Belgian authorities have declined to extradite the three remaining Catalunya regional ministers in exile in the northern European country, saying no such ‘crime’ exists in national law as the one the Spanish Supreme Court wants to try them for.
Toni Comín, Meritxell Serret (pictured on the court steps) and Lluís Puig fled to Brussels in October along with deposed president Carles Puigdemont and regional education minister Clara Ponsatí, and duly attended the police station when an international arrest warrant was issued from Spain.
This was later dropped but has been revived in the last month, leading to Puigdemont’s being arrested in Germany as he drove home from a conference in Helsinki.

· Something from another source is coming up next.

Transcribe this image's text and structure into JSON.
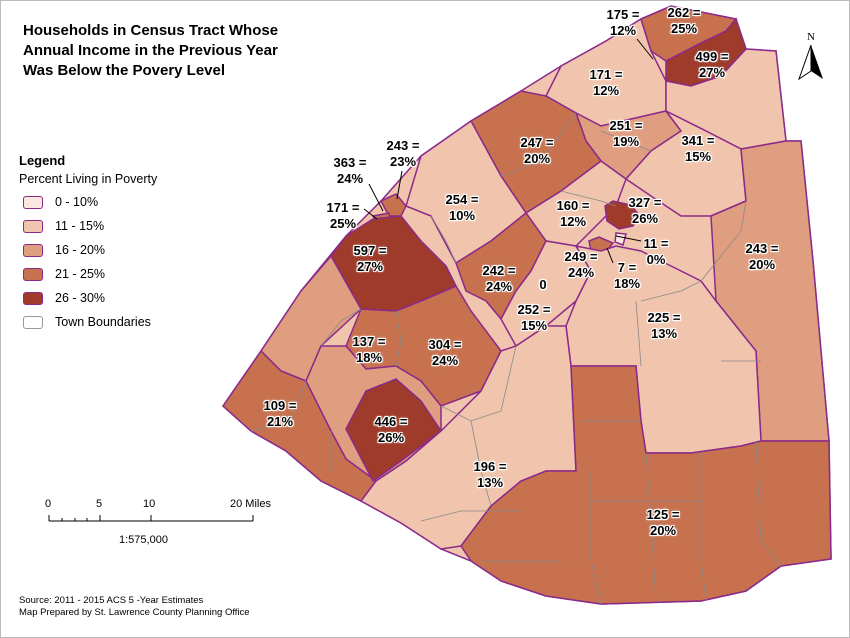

Sra Ponsatí later went to Edinburgh to take up her old job of professor of economics at St Andrew’s University, and so far, Scottish authorities have no plans to extradite her.
All five are charged with ‘rebellion’ for their role in holding the disputed independence referendum – an offence that does not exist in Belgium, Germany or Scotland.
They are also charged by the Spanish Supreme Court of misuse of public funds for the cost of the referendum, and Germany is still considering whether this should apply to Puigdemont.
Belgium’s decision not to extradite the three who remain in the country is based upon a precedent set by the European Court of Justice (ECJ), during the case of Bob Dogi, a Romanian lorry driver facing extradition to Hungary.
The country he was based in when the European arrest warrant was issued called for further information as to why he should be extradited, but this information was considered insufficient, giving the country in question the right to refuse point-blank to send him to Hungary.
Also, the fact that the original arrest warrant against the Catalunya ministers was cancelled means that, according to Belgian law, the second warrant was not valid as it related to offences listed in the first rather than new charges.
The decision is open to appeal, but as the Belgian prosecution does not agree the ministers should be extradited, this is unlikely to happen.
According to the Catalunya ministers’ solicitor Jaume Alonso-Cuevillas, Supreme Court judge Pablo Llarena could issue yet another European arrest warrant, but this would be ‘unprecedented’ and ‘ridiculous’.